Preserving metadata from a source file

Pass metadata=reader.metadata to carry over variable labels, value labels, formats, and SPSS-specific attributes when writing. Only variables present in the DataFrame being written are used, so this works correctly even when writing a column subset.

Note: since Polars DataFrames do not carry file metadata, use ScanReadstat to access when reading the table so it is available when writing.

from polars_readstat import ScanReadstat, write_readstat

# Stata
reader = ScanReadstat("source.dta")
df = reader.df.collect()
write_readstat(df, "out.dta", metadata=reader.metadata)

# SPSS
reader = ScanReadstat("source.sav")
df = reader.df.collect()
write_readstat(df, "out.sav", metadata=reader.metadata)

metadata extracts value_labels, variable_labels, and variable_format for both formats.
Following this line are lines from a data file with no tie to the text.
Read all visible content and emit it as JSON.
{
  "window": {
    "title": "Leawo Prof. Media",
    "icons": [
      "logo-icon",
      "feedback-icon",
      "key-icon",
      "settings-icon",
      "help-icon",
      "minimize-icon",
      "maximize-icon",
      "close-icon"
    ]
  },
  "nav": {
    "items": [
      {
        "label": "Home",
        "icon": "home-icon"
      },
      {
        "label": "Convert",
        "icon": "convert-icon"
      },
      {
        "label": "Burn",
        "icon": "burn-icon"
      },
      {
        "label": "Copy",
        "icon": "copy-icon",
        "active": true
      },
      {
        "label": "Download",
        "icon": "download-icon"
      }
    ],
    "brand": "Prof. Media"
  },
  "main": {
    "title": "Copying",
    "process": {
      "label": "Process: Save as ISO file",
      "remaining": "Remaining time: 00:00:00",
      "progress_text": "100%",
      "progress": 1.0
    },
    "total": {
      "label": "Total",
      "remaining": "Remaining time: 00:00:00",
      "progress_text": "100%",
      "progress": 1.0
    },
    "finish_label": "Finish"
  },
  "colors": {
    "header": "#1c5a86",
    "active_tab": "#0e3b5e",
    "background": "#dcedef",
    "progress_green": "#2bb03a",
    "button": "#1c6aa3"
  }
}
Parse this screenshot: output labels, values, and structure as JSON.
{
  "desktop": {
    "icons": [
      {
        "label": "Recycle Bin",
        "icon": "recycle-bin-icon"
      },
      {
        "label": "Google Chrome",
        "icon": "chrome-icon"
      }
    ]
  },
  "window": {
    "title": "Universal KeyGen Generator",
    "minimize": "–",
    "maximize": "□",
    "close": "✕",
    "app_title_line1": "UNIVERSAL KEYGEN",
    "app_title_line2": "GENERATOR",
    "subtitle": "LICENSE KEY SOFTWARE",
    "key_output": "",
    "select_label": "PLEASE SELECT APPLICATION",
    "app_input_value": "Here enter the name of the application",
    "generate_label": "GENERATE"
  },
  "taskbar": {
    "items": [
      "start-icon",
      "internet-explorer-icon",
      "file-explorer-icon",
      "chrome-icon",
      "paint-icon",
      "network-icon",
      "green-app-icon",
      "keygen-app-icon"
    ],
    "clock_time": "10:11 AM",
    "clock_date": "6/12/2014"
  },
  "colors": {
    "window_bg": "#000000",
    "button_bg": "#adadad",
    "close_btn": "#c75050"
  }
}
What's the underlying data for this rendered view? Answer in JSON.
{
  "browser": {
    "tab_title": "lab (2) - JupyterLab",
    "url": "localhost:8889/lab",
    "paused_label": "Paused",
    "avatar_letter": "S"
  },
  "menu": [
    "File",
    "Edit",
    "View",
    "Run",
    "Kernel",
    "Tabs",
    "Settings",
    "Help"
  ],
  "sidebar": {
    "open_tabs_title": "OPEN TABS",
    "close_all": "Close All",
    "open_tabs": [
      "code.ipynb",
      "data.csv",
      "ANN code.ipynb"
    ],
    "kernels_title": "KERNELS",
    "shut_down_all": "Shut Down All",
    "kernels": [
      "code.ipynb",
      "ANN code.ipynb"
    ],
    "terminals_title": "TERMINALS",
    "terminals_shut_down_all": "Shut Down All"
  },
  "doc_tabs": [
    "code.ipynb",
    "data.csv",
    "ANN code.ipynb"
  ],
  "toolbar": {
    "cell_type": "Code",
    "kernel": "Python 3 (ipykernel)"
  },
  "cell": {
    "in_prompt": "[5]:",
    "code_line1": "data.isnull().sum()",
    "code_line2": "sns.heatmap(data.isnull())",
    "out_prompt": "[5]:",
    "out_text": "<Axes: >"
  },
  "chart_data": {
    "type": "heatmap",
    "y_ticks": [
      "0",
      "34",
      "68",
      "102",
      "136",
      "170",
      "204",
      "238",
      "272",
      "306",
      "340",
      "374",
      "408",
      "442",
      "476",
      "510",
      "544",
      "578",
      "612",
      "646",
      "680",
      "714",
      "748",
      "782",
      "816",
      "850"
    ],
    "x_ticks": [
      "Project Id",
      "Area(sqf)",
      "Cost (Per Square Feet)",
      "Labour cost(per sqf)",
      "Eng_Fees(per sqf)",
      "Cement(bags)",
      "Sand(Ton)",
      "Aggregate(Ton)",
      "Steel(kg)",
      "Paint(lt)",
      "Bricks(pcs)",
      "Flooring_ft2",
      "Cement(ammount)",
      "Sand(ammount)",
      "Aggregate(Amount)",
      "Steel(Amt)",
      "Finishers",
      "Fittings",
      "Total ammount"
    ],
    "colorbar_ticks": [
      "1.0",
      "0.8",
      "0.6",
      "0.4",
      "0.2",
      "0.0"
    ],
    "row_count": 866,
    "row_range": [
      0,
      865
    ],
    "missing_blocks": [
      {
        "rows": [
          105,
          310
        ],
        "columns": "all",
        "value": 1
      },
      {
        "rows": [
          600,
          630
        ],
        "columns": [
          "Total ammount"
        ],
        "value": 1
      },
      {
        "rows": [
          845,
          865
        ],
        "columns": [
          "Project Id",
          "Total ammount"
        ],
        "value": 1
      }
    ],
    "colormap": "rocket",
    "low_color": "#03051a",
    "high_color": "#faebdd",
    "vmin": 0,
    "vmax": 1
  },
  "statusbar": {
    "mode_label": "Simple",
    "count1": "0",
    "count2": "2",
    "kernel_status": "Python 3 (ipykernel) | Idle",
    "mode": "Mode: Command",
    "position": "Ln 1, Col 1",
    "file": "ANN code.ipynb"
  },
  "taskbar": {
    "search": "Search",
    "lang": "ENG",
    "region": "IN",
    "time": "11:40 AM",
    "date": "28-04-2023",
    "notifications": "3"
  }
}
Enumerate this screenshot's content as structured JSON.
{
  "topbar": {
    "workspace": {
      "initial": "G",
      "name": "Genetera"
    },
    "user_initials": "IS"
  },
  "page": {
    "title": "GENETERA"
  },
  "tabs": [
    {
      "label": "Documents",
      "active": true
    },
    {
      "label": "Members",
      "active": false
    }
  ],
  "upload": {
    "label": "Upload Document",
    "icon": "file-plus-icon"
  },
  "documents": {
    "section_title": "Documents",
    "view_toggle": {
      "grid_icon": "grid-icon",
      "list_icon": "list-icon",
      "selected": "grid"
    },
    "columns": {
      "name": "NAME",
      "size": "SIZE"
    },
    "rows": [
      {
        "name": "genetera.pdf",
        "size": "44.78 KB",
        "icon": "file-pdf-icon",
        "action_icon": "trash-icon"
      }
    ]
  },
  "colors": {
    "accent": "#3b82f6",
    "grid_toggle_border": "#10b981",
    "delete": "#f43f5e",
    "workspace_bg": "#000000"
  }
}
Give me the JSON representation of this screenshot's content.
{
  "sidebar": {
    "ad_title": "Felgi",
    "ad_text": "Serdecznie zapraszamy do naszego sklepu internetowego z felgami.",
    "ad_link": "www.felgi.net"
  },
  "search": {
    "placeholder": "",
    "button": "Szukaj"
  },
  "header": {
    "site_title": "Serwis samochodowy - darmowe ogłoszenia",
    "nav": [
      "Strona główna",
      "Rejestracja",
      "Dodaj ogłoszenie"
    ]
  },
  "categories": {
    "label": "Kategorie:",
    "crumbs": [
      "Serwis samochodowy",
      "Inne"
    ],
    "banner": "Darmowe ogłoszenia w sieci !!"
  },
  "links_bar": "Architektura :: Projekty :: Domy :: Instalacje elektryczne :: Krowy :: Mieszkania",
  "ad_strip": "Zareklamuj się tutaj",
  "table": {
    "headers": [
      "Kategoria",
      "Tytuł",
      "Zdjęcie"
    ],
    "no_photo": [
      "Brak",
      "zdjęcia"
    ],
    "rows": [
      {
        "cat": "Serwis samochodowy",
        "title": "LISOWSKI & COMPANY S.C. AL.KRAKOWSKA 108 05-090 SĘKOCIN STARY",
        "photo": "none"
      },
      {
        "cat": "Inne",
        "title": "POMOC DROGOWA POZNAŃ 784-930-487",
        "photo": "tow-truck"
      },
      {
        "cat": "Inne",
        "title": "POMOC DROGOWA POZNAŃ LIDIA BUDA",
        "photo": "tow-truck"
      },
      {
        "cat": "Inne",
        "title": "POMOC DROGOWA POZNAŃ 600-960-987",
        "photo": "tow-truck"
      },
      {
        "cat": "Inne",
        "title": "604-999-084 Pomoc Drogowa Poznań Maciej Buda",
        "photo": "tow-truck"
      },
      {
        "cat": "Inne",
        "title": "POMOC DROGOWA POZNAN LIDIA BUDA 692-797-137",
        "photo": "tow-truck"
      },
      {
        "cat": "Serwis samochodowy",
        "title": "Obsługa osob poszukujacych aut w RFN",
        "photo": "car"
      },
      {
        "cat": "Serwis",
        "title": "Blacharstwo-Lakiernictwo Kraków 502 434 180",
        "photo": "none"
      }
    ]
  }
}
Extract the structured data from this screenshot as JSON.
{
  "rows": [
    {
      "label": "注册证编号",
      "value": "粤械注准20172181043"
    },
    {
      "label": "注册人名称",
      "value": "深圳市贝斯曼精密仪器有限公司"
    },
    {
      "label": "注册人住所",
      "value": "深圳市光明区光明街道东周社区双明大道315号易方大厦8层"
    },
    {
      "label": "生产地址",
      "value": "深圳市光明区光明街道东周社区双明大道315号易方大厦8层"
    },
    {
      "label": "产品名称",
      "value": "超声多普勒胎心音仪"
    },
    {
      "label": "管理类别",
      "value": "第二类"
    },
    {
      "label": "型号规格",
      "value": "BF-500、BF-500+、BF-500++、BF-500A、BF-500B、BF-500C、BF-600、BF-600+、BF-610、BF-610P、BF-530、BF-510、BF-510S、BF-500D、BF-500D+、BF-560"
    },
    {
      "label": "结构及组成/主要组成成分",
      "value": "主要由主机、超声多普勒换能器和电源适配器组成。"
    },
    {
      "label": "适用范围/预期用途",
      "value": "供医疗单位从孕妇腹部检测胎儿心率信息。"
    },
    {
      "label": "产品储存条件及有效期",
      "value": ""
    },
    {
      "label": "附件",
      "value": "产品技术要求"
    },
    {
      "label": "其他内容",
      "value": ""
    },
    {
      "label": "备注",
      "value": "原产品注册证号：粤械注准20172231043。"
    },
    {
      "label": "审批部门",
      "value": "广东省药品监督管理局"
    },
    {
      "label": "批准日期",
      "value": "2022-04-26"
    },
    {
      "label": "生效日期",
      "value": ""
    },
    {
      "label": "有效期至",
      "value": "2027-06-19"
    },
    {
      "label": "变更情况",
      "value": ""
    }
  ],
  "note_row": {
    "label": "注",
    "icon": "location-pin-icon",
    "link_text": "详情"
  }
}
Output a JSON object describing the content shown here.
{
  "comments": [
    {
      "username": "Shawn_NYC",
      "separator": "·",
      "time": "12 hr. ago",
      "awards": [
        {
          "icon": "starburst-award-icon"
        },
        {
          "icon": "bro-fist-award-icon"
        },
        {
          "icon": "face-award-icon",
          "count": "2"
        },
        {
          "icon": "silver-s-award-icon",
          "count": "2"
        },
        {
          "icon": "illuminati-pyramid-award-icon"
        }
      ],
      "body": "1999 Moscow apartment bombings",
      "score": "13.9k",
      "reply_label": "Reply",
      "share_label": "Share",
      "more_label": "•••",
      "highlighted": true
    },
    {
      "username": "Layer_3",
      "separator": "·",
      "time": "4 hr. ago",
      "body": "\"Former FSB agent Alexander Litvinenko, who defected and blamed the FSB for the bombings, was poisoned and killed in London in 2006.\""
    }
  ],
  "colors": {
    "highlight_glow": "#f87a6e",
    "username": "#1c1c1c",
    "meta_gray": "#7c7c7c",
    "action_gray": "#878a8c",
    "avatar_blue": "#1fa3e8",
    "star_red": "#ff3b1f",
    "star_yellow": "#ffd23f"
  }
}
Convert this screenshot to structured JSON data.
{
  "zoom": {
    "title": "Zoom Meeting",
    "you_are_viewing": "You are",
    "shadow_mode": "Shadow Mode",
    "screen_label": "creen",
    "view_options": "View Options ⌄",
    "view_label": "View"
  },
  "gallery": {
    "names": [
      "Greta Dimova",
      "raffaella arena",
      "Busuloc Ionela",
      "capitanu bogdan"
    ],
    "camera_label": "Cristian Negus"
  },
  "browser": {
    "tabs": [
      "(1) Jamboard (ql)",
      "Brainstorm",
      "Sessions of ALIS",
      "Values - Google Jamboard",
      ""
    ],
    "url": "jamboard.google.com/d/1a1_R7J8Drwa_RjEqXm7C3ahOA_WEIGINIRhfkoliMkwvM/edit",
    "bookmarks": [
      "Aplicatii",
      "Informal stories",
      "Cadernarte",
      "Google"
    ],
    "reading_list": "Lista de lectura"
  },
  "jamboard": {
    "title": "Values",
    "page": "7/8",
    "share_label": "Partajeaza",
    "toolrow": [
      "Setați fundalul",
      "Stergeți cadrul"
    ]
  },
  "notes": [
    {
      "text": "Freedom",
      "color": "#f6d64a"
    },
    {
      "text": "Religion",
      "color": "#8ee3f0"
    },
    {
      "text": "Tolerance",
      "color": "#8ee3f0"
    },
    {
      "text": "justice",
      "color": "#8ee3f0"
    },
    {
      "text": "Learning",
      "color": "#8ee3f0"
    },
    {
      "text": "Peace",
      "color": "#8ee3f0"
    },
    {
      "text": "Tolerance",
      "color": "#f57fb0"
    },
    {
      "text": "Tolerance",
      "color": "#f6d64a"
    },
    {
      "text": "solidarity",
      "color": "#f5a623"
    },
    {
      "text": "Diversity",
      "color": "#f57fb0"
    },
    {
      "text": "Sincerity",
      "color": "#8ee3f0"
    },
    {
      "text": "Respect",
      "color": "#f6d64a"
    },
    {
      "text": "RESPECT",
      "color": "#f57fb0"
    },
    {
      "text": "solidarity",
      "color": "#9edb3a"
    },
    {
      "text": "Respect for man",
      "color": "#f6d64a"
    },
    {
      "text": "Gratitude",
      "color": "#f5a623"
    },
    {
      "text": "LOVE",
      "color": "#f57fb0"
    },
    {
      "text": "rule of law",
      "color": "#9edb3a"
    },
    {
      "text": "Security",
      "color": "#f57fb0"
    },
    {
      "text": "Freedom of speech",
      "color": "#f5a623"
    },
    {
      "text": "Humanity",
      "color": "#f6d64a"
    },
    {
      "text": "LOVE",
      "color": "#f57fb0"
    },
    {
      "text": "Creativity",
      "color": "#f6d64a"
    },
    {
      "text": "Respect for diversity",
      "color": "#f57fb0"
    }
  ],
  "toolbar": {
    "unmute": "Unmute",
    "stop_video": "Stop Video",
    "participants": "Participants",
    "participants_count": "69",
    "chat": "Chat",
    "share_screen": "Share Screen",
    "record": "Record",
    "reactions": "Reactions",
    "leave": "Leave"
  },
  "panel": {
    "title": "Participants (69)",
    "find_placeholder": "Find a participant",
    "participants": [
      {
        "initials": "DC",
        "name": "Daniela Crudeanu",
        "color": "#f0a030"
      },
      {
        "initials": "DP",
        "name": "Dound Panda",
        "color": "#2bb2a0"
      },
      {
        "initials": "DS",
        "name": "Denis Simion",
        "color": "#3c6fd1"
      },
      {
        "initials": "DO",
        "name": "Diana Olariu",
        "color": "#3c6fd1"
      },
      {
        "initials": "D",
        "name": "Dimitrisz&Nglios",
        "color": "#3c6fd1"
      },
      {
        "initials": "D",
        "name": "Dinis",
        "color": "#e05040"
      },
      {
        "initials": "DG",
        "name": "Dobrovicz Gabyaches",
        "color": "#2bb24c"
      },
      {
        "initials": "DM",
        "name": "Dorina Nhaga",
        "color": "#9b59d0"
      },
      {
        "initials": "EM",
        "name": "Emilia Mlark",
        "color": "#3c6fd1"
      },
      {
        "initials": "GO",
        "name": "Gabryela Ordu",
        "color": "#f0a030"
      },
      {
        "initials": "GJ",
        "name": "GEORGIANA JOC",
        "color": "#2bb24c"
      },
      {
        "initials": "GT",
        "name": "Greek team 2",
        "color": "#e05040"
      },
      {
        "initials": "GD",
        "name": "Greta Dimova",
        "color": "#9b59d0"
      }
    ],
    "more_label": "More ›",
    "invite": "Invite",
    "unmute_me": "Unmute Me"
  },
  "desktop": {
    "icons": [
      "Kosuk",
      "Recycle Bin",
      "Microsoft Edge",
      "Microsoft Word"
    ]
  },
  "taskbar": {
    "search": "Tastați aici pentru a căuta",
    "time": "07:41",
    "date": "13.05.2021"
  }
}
For SPSS it also extracts variable_measure, variable_display_width, and variable_alignment. Any explicitly passed kwargs take precedence over what is derived from metadata.

Notes:

  • write_readstat(..., format="sas") is intentionally unsupported because it implies binary .sas7bdat output.
  • Use write_sas_csv_import(...) to generate a SAS-ingestible bundle (.csv + .sas import script).